Niall is a senior partner and head of the competition and antitrust team at Mason Hayes & Curran. He is a graduate of University College Dublin and Cambridge University. Niall is ranked in the top tier of Irish competition advisers by the main legal directories. He was also identified by GCR as one of the world’s top antitrust lawyers under the age of 40 in GCR’s “40 under 40” feature. He is currently advising on the two major competition investigations by the Irish competition commission (into the ticketing and motor insurance sectors respectively) and on a relatively rare phase II case before the Irish competition regulator. He is also advising on the follow-on action before the Irish courts arising from the European Commission’s decision in the Trucks case.
What inspired you to practise competition law?
I enjoyed competition law as an undergraduate, but even more so as a postgraduate under the late Dan Goyder at Cambridge. Dan combined remarkable intelligence with an innate ability to encourage. He could make the complex appear simple, non-academic and applicable to the “real world”, and that approach really resonated with me. I was also toying with the idea of becoming an IP lawyer for a time, but my mind settled during the formative years of my career with the competition team at Ashurst, under the tutelage of Nigel Parr and Roger Finbow.
What do clients look for in an effective competition lawyer?
Law firms frequently speak about strategy being driven by the need to understand and meet client needs. While being conditioned for high client expectation is a given, client needs can of course be varied. I think the best and most enduring lawyer/client relationships are built on a foundation of investing time to understand the technical and commercial landscape in which a client operates, and trying to develop the same industry-specific business nous as a client. Our role as lawyers – and not just competition lawyers – has clearly evolved from traditional legal adviser to strategic business partner, inside and outside our core practice areas.
You also need to be able to tell your client, clearly, what you think they need to hear from you, even though sometimes it’s not always what they want to hear. Clients also need to be fully confident that whatever decision you make, you are making it with their best interests in mind; that you are always “in their corner”.
The growth and success of your firm’s competition practice over the past number of years has been particularly impressive. What do you put that down to?
There are myriad reasons. Our philosophy is very much centred on our people and ensuring we provide a platform for them to grow in their roles. Our firm has an entrepreneurial ethos in its blood. We at once empower team members, at all levels, to develop their expertise; to build their brand; and to step out of their comfort zones. We commit to a particular course and we are not afraid to make mistakes along the way.
Our management has played a central role, buying into what we are trying to achieve and into our roadmap for getting there.

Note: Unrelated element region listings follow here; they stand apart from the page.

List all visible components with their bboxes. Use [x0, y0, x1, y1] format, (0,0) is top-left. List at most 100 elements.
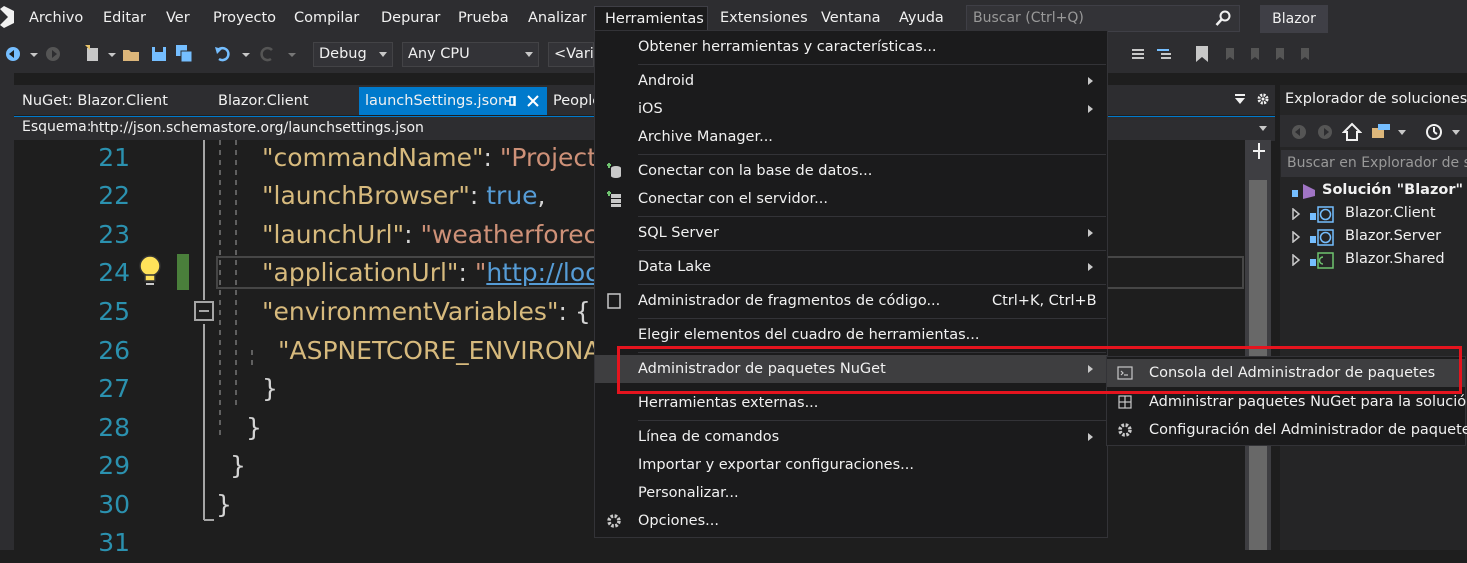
chevron-down-icon[interactable]	[1450, 124, 1462, 140]
highlight-annotation-nuget	[617, 346, 1108, 394]
menu-item-customize[interactable]: Personalizar...	[595, 479, 1107, 507]
code-line-24: "applicationUrl": "http://loca	[262, 254, 594, 293]
menu-item-data-lake[interactable]: Data Lake	[595, 253, 1107, 281]
expand-arrow-icon[interactable]	[1291, 231, 1301, 243]
forward-nav-icon[interactable]	[1316, 123, 1334, 141]
quick-search-input[interactable]: Buscar (Ctrl+Q)	[966, 5, 1240, 32]
back-nav-icon[interactable]	[1290, 123, 1308, 141]
menu-ver[interactable]: Ver	[166, 0, 190, 37]
menu-compilar[interactable]: Compilar	[294, 0, 359, 37]
platform-value: Any CPU	[408, 46, 470, 62]
menu-item-connect-server[interactable]: Conectar con el servidor...	[595, 185, 1107, 213]
menu-item-ios[interactable]: iOS	[595, 95, 1107, 123]
schema-url: http://json.schemastore.org/launchsettin…	[90, 120, 424, 136]
menu-separator	[638, 216, 1106, 217]
database-connect-icon	[607, 163, 621, 178]
menu-editar[interactable]: Editar	[103, 0, 146, 37]
lightbulb-icon[interactable]	[136, 253, 164, 289]
highlight-annotation-console	[1105, 346, 1462, 394]
previous-bookmark-icon[interactable]	[1220, 44, 1238, 64]
back-dropdown-icon[interactable]	[26, 44, 44, 64]
settings-gear-icon[interactable]	[1256, 92, 1270, 106]
tab-launchsettings-label: launchSettings.json	[365, 93, 508, 109]
line-number: 27	[98, 374, 130, 403]
back-nav-icon[interactable]	[4, 44, 22, 64]
startup-target-select[interactable]: <Vario	[548, 42, 603, 67]
chevron-down-icon	[379, 52, 387, 57]
solution-search-input[interactable]: Buscar en Explorador de so	[1281, 150, 1467, 177]
switch-views-icon[interactable]	[1370, 122, 1392, 142]
project-label: Blazor.Client	[1345, 205, 1436, 221]
menu-proyecto[interactable]: Proyecto	[213, 0, 276, 37]
submenu-arrow-icon	[1088, 77, 1093, 85]
split-window-icon[interactable]	[1251, 142, 1267, 160]
menu-depurar[interactable]: Depurar	[381, 0, 440, 37]
clear-bookmarks-icon[interactable]	[1295, 44, 1313, 64]
menu-item-snippet-manager[interactable]: Administrador de fragmentos de código...…	[595, 287, 1107, 315]
menu-separator	[638, 154, 1106, 155]
tab-launchsettings[interactable]: launchSettings.json	[359, 87, 547, 115]
application-url-link[interactable]: http://loca	[486, 258, 594, 287]
menu-item-options[interactable]: Opciones...	[595, 507, 1107, 535]
menu-item-choose-toolbox[interactable]: Elegir elementos del cuadro de herramien…	[595, 321, 1107, 349]
menu-item-import-export[interactable]: Importar y exportar configuraciones...	[595, 451, 1107, 479]
forward-nav-icon[interactable]	[44, 44, 62, 64]
expand-arrow-icon[interactable]	[1291, 254, 1301, 266]
solution-config-select[interactable]: Debug	[313, 42, 393, 67]
menu-separator	[638, 284, 1106, 285]
close-icon[interactable]	[527, 95, 539, 107]
line-number: 31	[98, 528, 130, 557]
new-project-icon[interactable]	[84, 44, 102, 64]
web-project-icon	[1310, 206, 1334, 223]
solution-config-value: Debug	[319, 46, 367, 62]
save-all-icon[interactable]	[175, 44, 193, 64]
gear-icon	[1118, 423, 1132, 437]
undo-dropdown-icon[interactable]	[238, 44, 256, 64]
home-icon[interactable]	[1342, 122, 1362, 142]
code-line-23: "launchUrl": "weatherforecas	[262, 220, 594, 249]
open-folder-icon[interactable]	[122, 44, 140, 64]
save-icon[interactable]	[150, 44, 168, 64]
left-tool-strip	[0, 73, 14, 550]
menu-item-sql-server[interactable]: SQL Server	[595, 219, 1107, 247]
search-icon[interactable]	[1215, 10, 1231, 27]
menu-analizar[interactable]: Analizar	[528, 0, 587, 37]
menu-shortcut: Ctrl+K, Ctrl+B	[992, 293, 1097, 309]
menu-item-android[interactable]: Android	[595, 67, 1107, 95]
pin-icon[interactable]	[505, 95, 517, 107]
tab-list-dropdown-icon[interactable]	[1233, 93, 1247, 107]
uncomment-lines-icon[interactable]	[1155, 44, 1173, 64]
menu-item-connect-database[interactable]: Conectar con la base de datos...	[595, 157, 1107, 185]
solution-icon	[1292, 184, 1315, 199]
next-bookmark-folder-icon[interactable]	[1270, 44, 1288, 64]
submenu-arrow-icon	[1088, 105, 1093, 113]
bookmark-icon[interactable]	[1193, 44, 1211, 64]
code-line-27: }	[262, 374, 278, 403]
code-line-30: }	[216, 490, 232, 519]
undo-icon[interactable]	[214, 44, 232, 64]
tab-blazor-client[interactable]: Blazor.Client	[218, 87, 309, 115]
redo-icon[interactable]	[258, 44, 276, 64]
menu-separator	[638, 250, 1106, 251]
line-number: 29	[98, 451, 130, 480]
comment-lines-icon[interactable]	[1130, 44, 1148, 64]
solution-search-placeholder: Buscar en Explorador de so	[1287, 155, 1467, 171]
chevron-down-icon[interactable]	[1396, 124, 1408, 140]
menu-prueba[interactable]: Prueba	[458, 0, 509, 37]
menu-item-command-line[interactable]: Línea de comandos	[595, 423, 1107, 451]
menu-item-archive-manager[interactable]: Archive Manager...	[595, 123, 1107, 151]
visual-studio-logo-icon	[0, 6, 14, 28]
menu-archivo[interactable]: Archivo	[29, 0, 83, 37]
new-dropdown-icon[interactable]	[104, 44, 122, 64]
platform-select[interactable]: Any CPU	[402, 42, 539, 67]
line-number: 26	[98, 336, 130, 365]
chevron-down-icon[interactable]	[1258, 124, 1268, 132]
tab-nuget-blazor-client[interactable]: NuGet: Blazor.Client	[22, 87, 168, 115]
expand-arrow-icon[interactable]	[1291, 208, 1301, 220]
redo-dropdown-icon[interactable]	[284, 44, 302, 64]
next-bookmark-icon[interactable]	[1245, 44, 1263, 64]
submenu-item-package-settings[interactable]: Configuración del Administrador de paque…	[1107, 416, 1467, 444]
menu-item-get-tools[interactable]: Obtener herramientas y características..…	[595, 33, 1107, 61]
pending-changes-icon[interactable]	[1424, 122, 1444, 142]
line-number: 22	[98, 181, 130, 210]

Fundamentally, it has been driven by our clients. We pride ourselves on trying to achieve the best outcomes for clients. Everything we have achieved to date would simply not have happened without the clients who choose to support us.

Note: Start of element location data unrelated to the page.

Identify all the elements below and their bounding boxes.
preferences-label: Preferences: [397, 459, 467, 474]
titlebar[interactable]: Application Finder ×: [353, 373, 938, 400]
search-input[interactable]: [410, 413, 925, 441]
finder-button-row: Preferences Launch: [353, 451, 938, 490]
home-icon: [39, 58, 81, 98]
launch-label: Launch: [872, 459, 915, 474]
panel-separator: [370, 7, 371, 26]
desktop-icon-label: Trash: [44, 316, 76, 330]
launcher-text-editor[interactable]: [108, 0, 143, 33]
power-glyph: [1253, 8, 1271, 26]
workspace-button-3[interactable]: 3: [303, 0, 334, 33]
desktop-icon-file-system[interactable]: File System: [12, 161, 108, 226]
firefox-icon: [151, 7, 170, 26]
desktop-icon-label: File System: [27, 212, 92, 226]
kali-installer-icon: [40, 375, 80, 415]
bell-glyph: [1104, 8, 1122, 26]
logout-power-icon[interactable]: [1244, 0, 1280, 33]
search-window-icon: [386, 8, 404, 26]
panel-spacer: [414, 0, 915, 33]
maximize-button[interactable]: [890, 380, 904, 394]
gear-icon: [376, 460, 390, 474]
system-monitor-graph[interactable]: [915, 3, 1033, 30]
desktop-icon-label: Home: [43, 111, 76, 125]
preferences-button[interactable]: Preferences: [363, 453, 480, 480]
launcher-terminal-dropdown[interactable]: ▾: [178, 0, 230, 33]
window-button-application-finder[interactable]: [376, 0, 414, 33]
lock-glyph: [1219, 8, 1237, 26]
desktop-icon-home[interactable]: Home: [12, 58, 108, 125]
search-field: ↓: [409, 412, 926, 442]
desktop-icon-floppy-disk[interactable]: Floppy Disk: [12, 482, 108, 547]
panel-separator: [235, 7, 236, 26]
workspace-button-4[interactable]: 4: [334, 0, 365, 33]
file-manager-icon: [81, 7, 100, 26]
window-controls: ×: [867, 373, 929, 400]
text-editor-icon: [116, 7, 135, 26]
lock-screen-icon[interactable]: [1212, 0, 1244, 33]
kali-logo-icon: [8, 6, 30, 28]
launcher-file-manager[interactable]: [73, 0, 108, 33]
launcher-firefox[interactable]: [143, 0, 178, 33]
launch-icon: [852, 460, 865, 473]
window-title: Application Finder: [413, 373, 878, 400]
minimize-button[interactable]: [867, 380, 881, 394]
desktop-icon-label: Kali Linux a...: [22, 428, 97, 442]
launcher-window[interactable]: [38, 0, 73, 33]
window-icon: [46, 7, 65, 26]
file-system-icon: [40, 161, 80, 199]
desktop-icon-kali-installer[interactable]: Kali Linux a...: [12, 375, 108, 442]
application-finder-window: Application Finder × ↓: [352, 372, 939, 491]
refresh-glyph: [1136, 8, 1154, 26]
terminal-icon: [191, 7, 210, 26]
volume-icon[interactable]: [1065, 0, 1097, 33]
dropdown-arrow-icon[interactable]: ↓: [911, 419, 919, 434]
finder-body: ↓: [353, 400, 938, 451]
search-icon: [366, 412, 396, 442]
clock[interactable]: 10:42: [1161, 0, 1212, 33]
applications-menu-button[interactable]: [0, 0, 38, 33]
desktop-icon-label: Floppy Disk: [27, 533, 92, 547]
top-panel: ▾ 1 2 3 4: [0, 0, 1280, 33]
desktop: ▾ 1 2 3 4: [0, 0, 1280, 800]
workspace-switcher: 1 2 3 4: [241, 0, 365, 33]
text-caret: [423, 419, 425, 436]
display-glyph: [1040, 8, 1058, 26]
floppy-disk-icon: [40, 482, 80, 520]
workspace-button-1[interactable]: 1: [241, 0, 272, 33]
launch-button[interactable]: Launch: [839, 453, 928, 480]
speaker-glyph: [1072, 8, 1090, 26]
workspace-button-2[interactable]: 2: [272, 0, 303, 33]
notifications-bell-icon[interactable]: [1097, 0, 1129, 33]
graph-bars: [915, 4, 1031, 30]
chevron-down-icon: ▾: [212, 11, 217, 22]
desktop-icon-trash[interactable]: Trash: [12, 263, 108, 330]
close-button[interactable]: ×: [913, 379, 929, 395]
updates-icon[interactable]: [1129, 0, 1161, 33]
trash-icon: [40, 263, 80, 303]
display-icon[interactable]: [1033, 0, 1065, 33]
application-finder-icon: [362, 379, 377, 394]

What do you think about the recent Franco-German proposals to potentially soften and/or politicise competition enforcement in the EU?
Not a lot. If implemented, I would see a real risk of benefit to a few (big companies) to the detriment of the many and an undermining of free and fair competition and competitive markets in the EU. I, like many, value the predictability and fairness of the much copied and admired current EU system, which is the creature of tried, tested and sound legal and economic analysis. Further, applying different rules to European champions will never be the right economic or policy approach.

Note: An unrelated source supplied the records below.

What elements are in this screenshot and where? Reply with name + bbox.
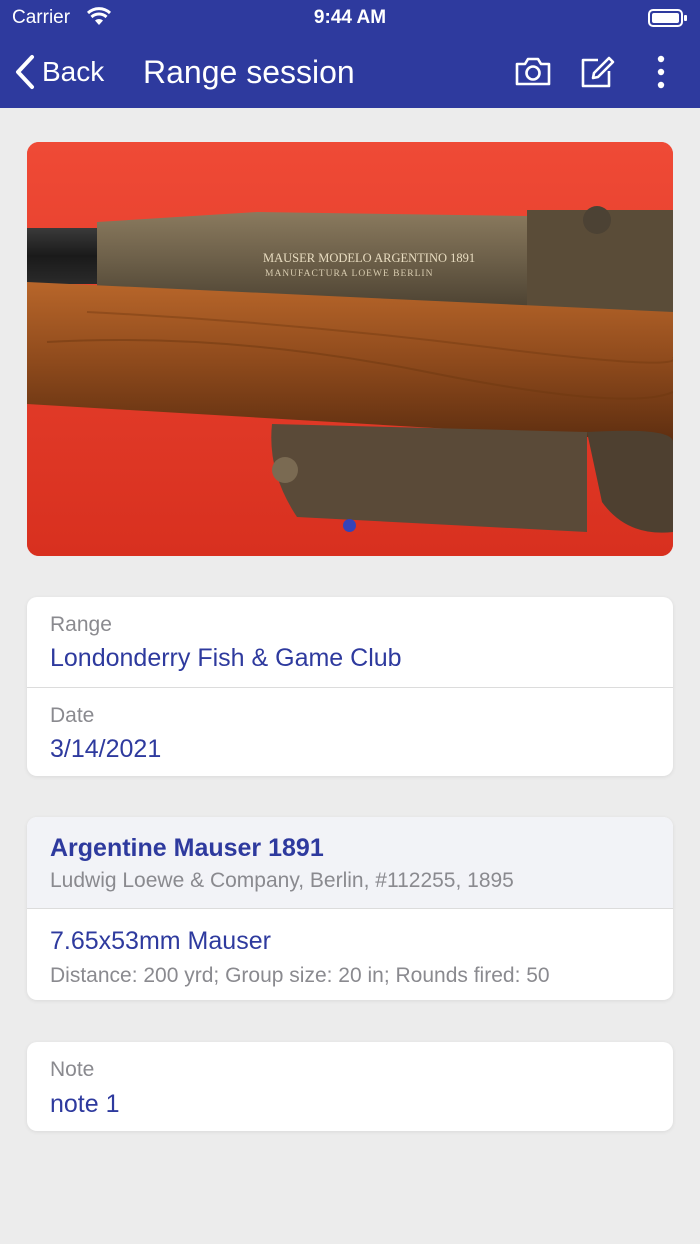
chevron-left-icon [16, 55, 34, 89]
date-label: Date [50, 704, 95, 727]
firearm-name: Argentine Mauser 1891 [50, 834, 324, 862]
photo-carousel[interactable]: MAUSER MODELO ARGENTINO 1891 MANUFACTURA… [27, 142, 673, 556]
back-label: Back [42, 56, 105, 87]
note-value: note 1 [50, 1090, 120, 1118]
firearm-card: Argentine Mauser 1891 Ludwig Loewe & Com… [27, 817, 673, 1000]
range-label: Range [50, 613, 112, 636]
firearm-details: Ludwig Loewe & Company, Berlin, #112255,… [50, 869, 514, 892]
page-title: Range session [143, 54, 355, 90]
note-label: Note [50, 1058, 95, 1081]
date-value: 3/14/2021 [50, 735, 162, 763]
session-info-card: Range Londonderry Fish & Game Club Date … [27, 597, 673, 776]
range-row[interactable]: Range Londonderry Fish & Game Club [27, 597, 673, 687]
page-indicator-dot[interactable] [343, 519, 356, 532]
engraving-line-1: MAUSER MODELO ARGENTINO 1891 [263, 251, 475, 265]
rifle-photo: MAUSER MODELO ARGENTINO 1891 MANUFACTURA… [27, 142, 673, 556]
back-button[interactable]: Back [14, 52, 104, 92]
battery-icon [648, 9, 687, 27]
camera-icon[interactable] [514, 54, 552, 90]
date-row[interactable]: Date 3/14/2021 [27, 687, 673, 776]
note-row[interactable]: Note note 1 [27, 1042, 673, 1131]
firearm-row[interactable]: Argentine Mauser 1891 Ludwig Loewe & Com… [27, 817, 673, 908]
shooting-stats: Distance: 200 yrd; Group size: 20 in; Ro… [50, 964, 550, 987]
status-bar: Carrier 9:44 AM [0, 0, 700, 34]
ammo-row[interactable]: 7.65x53mm Mauser Distance: 200 yrd; Grou… [27, 908, 673, 1000]
range-value: Londonderry Fish & Game Club [50, 644, 402, 672]
note-card[interactable]: Note note 1 [27, 1042, 673, 1131]
status-time: 9:44 AM [313, 7, 387, 28]
nav-bar: Back Range session [0, 34, 700, 108]
engraving-line-2: MANUFACTURA LOEWE BERLIN [265, 269, 433, 279]
ammo-name: 7.65x53mm Mauser [50, 927, 271, 955]
edit-icon[interactable] [578, 54, 616, 90]
more-options-icon[interactable] [642, 54, 680, 90]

What are the emerging competition trends in Ireland?
Fewer mergers are being notified due to a sensible increase in the applicable financial thresholds. A new simplified merger review procedure is, thankfully, on the horizon. Antitrust investigations are longer-running and more complex. We are witnessing the genesis of major follow-on actions before the Irish courts, and we are adopting a wait-and-see approach in terms of how the ECN+ Directive will be implemented in the jurisdiction. Further, the penny has finally dropped with our government that investing in our unified competition and consumer protection regulator is money well spent.
What is your proudest achievement to date?
No contest here – our two beautiful little daughters, Caitlin and Chloe.